The Office of the Data Protection Commissioner is to seek clarification from mobile telecoms companies Eircell and Esat Digifone of their retention of call records for nearly seven years.
Access to the information effectively turns mobiles into potential "tagging devices" that provide a snapshot of an individual's daily actions.
"This is quite shocking that we have this degree of information on people's movements being stored, and shows the strong need for explicit privacy protection legislation in Ireland," said Mr Malachy Murphy, co-chairman of the Irish Council on Civil Liberties (ICCL) and convener of its e-rights group.

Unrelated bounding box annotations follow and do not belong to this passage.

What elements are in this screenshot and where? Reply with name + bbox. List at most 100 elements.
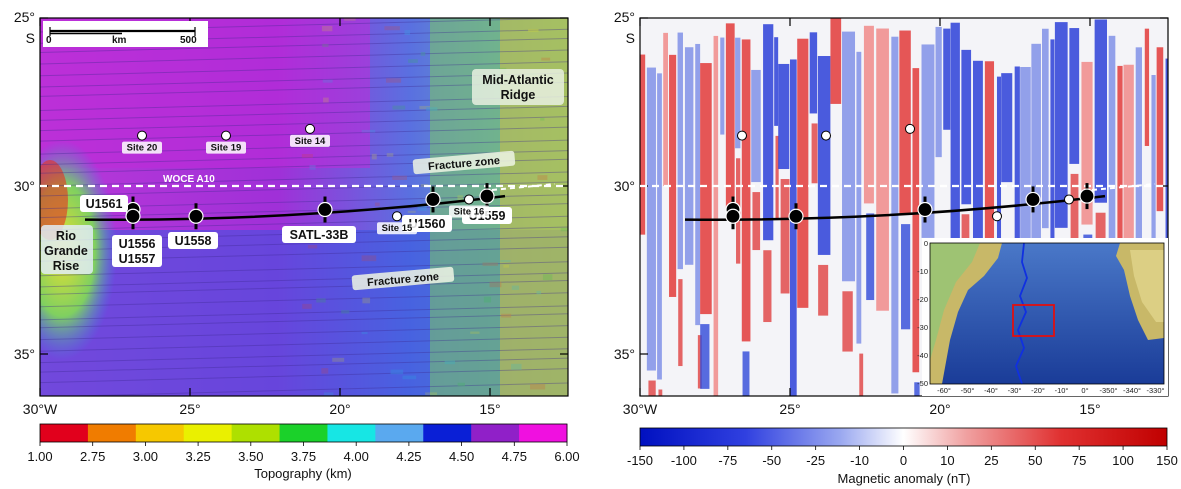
site-label: Site 14: [295, 136, 326, 147]
anomaly-stripe: [866, 213, 875, 301]
inset-y-label: -50: [917, 379, 928, 388]
relief-patch: [404, 30, 411, 35]
mar-label-box: [472, 69, 564, 105]
anomaly-stripe: [1050, 39, 1055, 241]
colorbar-tick-label: -100: [671, 453, 697, 468]
lat-label: 35°: [614, 346, 635, 362]
anomaly-stripe: [775, 135, 779, 220]
relief-patch: [344, 18, 356, 21]
anomaly-stripe: [714, 411, 718, 489]
lat-label: 30°: [614, 178, 635, 194]
magnetic-stripes: [640, 18, 1168, 489]
relief-patch: [307, 244, 318, 249]
relief-patch: [362, 297, 371, 304]
map-frame: [39, 17, 569, 397]
inset-y-label: -40: [917, 351, 928, 360]
relief-patch: [537, 175, 548, 180]
inset-x-label: -40°: [984, 386, 998, 395]
colorbar-tick-label: -10: [850, 453, 869, 468]
anomaly-stripe: [774, 37, 779, 126]
u1561-box: [80, 195, 128, 212]
dsdp-site-marker: [1064, 194, 1074, 205]
relief-patch: [540, 117, 545, 121]
colorbar-tick-label: 4.00: [344, 449, 369, 464]
colorbar-segment: [87, 424, 137, 442]
anomaly-stripe: [684, 47, 694, 265]
colorbar-tick-label: 3.25: [185, 449, 210, 464]
relief-patch: [361, 255, 377, 262]
anomaly-stripe: [1031, 43, 1041, 395]
expedition-site-marker: [425, 191, 441, 208]
colorbar-segment: [519, 424, 568, 442]
inset-x-label: -20°: [1031, 386, 1045, 395]
relief-patch: [392, 105, 406, 110]
dsdp-site-marker: [392, 211, 402, 222]
dsdp-site-marker: [464, 194, 474, 205]
inset-x-label: -60°: [937, 386, 951, 395]
colorbar-segment: [279, 424, 328, 442]
anomaly-stripe: [996, 76, 1002, 396]
anomaly-stripe: [751, 69, 761, 183]
left-overlays: 0 km 500 WOCE A10 Mid-Atlantic Ridge Rio…: [40, 21, 568, 291]
relief-patch: [457, 195, 463, 201]
anomaly-stripe: [901, 224, 911, 330]
lon-label: 30°W: [623, 401, 658, 417]
anomaly-stripe: [863, 25, 874, 204]
fracture-lineation: [40, 236, 568, 252]
colorbar-tick-label: -50: [762, 453, 781, 468]
expedition-site-marker: [1079, 188, 1095, 204]
fracture-lineation: [40, 181, 568, 197]
fracture-lineation: [40, 37, 568, 53]
anomaly-stripe: [725, 23, 735, 210]
anomaly-stripe: [1054, 22, 1068, 228]
south-america-lowland: [930, 243, 980, 360]
anomaly-stripe: [1020, 66, 1031, 348]
anomaly-stripe: [763, 250, 772, 323]
woce-label: WOCE A10: [163, 174, 215, 185]
inset-x-label: -30°: [1008, 386, 1022, 395]
rgr-label-line3: Rise: [53, 259, 79, 273]
lat-label: S: [626, 30, 635, 46]
anomaly-stripe: [1042, 28, 1049, 229]
relief-patch: [309, 165, 316, 170]
site-markers: [725, 123, 1095, 230]
lat-label: 35°: [14, 346, 35, 362]
relief-patch: [386, 78, 402, 83]
site-label: Site 19: [211, 143, 242, 154]
u1556-label: U1556: [119, 237, 156, 251]
relief-patch: [374, 202, 380, 207]
lat-label: 30°: [14, 178, 35, 194]
fracture-lineation: [40, 171, 568, 187]
site-markers: [125, 123, 495, 230]
anomaly-stripe: [700, 324, 710, 389]
anomaly-stripe: [972, 60, 983, 396]
anomaly-stripe: [720, 37, 725, 135]
anomaly-stripe: [1001, 73, 1013, 183]
colorbar-tick-label: 6.00: [554, 449, 579, 464]
site-label: Site 20: [127, 143, 158, 154]
anomaly-stripe: [657, 73, 662, 380]
expedition-site-marker: [917, 201, 933, 218]
right-overlays: 0 -10 -20 -30 -40 -50 -60° -50° -40° -30° -20° -10°…: [640, 123, 1168, 396]
anomaly-stripe: [735, 37, 741, 149]
fracture-lineation: [40, 313, 568, 329]
anomaly-stripe: [640, 54, 646, 235]
anomaly-stripe: [700, 63, 712, 315]
lon-label: 20°: [329, 401, 350, 417]
colorbar-tick-label: 10: [940, 453, 954, 468]
relief-patch: [417, 205, 427, 211]
anomaly-stripe: [1014, 66, 1020, 388]
relief-patch: [425, 392, 438, 396]
colorbar-tick-label: 3.00: [133, 449, 158, 464]
inset-y-label: -20: [917, 295, 928, 304]
relief-patch: [541, 57, 551, 61]
colorbar-tick-label: 2.75: [80, 449, 105, 464]
relief-patch: [322, 79, 333, 83]
anomaly-stripe: [1069, 28, 1080, 164]
inset-x-label: -340°: [1123, 386, 1141, 395]
fracture-lineation: [40, 49, 568, 65]
colorbar-segment: [423, 424, 472, 442]
anomaly-stripe: [791, 410, 796, 489]
magnetic-colorbar-ramp: [639, 427, 1168, 447]
anomaly-stripe: [697, 335, 702, 389]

Both operators said they were holding customer "locator records" - which can pinpoint a phone user's location to within a few dozen feet in urban areas - for more than six years because they believed it was necessary for compliance with the Irish statute of limitations.
The records are produced whenever a mobile is switched on, not just when a call is made but also hourly, as the network automatically tracks the phone to keep it within network coverage.

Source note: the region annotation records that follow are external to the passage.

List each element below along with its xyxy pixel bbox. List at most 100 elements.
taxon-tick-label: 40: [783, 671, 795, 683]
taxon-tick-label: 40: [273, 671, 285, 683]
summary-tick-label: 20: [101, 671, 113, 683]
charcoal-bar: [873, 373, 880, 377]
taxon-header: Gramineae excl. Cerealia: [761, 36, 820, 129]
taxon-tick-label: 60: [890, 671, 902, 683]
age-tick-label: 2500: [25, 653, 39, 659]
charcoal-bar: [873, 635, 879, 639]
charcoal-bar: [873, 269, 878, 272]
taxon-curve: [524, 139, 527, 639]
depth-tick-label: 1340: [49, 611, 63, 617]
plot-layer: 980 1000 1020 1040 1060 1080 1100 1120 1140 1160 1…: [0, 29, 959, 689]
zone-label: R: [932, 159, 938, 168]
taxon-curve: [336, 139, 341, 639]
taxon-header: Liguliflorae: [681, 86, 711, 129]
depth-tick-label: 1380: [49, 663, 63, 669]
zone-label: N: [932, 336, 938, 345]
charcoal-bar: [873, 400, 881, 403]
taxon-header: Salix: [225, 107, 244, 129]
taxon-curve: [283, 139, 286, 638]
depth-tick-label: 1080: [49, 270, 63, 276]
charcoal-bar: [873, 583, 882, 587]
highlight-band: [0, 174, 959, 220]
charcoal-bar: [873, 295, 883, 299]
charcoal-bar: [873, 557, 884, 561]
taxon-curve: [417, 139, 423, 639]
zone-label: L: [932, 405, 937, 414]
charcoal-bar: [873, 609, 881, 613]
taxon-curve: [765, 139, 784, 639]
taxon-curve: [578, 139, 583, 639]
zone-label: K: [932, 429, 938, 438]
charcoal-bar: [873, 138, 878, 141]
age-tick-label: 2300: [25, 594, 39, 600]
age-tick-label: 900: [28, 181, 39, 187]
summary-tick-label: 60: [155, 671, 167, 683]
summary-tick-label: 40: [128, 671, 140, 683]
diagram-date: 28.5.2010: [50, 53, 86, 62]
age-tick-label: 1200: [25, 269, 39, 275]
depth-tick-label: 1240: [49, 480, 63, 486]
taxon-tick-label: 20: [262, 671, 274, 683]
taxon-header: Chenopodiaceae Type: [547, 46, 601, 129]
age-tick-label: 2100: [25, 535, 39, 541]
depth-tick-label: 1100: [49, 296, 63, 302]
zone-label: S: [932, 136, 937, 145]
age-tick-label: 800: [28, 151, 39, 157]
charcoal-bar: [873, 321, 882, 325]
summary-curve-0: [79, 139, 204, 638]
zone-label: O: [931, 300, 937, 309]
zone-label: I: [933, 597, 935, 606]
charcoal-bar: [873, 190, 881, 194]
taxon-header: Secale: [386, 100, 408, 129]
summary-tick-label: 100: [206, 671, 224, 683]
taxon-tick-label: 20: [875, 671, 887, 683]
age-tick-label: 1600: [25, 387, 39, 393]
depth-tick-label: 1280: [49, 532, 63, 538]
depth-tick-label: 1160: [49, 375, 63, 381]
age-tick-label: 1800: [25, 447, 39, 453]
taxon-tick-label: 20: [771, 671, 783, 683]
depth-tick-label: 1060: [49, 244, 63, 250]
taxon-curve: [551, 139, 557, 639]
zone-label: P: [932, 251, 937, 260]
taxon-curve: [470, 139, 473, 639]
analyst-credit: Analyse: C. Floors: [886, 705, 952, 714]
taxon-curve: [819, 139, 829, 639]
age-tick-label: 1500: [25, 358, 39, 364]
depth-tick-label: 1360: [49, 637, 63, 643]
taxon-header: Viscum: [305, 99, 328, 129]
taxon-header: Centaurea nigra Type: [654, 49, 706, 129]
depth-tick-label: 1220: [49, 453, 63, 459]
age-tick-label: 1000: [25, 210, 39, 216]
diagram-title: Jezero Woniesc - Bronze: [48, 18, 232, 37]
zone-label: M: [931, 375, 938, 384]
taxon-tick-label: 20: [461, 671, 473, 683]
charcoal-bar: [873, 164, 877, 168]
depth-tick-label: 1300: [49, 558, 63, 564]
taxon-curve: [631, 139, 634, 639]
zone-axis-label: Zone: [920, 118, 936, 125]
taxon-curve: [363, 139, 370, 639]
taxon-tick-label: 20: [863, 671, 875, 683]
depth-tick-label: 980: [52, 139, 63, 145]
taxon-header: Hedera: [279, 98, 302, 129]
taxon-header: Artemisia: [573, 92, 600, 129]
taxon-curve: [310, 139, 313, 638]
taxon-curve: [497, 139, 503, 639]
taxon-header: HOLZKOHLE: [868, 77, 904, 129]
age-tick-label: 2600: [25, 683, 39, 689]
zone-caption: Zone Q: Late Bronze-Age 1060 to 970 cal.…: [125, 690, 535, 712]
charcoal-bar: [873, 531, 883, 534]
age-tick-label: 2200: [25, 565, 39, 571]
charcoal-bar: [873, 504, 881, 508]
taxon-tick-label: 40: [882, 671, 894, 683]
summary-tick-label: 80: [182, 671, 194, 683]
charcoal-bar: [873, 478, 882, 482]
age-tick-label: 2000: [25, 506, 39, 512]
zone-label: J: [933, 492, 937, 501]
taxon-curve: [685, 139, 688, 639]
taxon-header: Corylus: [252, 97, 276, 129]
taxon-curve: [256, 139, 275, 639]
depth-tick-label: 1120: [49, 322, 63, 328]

"It's effectively like having a tagging device on a person," said Mr Murphy. Nearly 70 per cent of Irish people own a mobile phone.
The disclosure will be embarrassing for the Government, since the Republic has been eager to advertise its pro-privacy, pro-e-commerce regulatory environment.
The ICCL said the Republic already had weak laws regarding phone-tapping. And the long-term retention of electronic data, such as locator records, was at the heart of a major EU battle over whether to increase the surveillance capabilities of law enforcement.
A proposal from the EU's Telecommunications Council last July to retain such data was roundly rejected by both the European Parliament and the Commission. But American and British agencies are understood to be pressuring the EU to weaken its data protection provisions and allow for electronic records to be retained for years.
Ironically, Irish mobile operators are apparently voluntarily and illegally retaining data at the centre of this major European privacy debate, said Mr Tony Bunyan, director of European privacy group Statewatch in London.
The Office of the Data Protection Commissioner said such information was supposed to be destroyed after it was used to prepare customer bills, unless the records were permanently "atomised" so that an individual's name could never be reconnected to a given set of records.
Mr Laurence McAuley, head of regulatory affairs for Eircell, said the records were held "online" - where they were associated with a name for billing purposes - for six months.
Afterwards, the records are archived for six years but are atomised so that "we can't use them for marketing purposes". However, Mr McAuley said the company could reconnect the records to an individual name if needed and would do so if required by law enforcement.
But assistant data commissioner Mr Ronnie Downes said such information definitely could not be held under such conditions and that data protections existed not just to block unwanted marketing but also to defend broader privacy rights.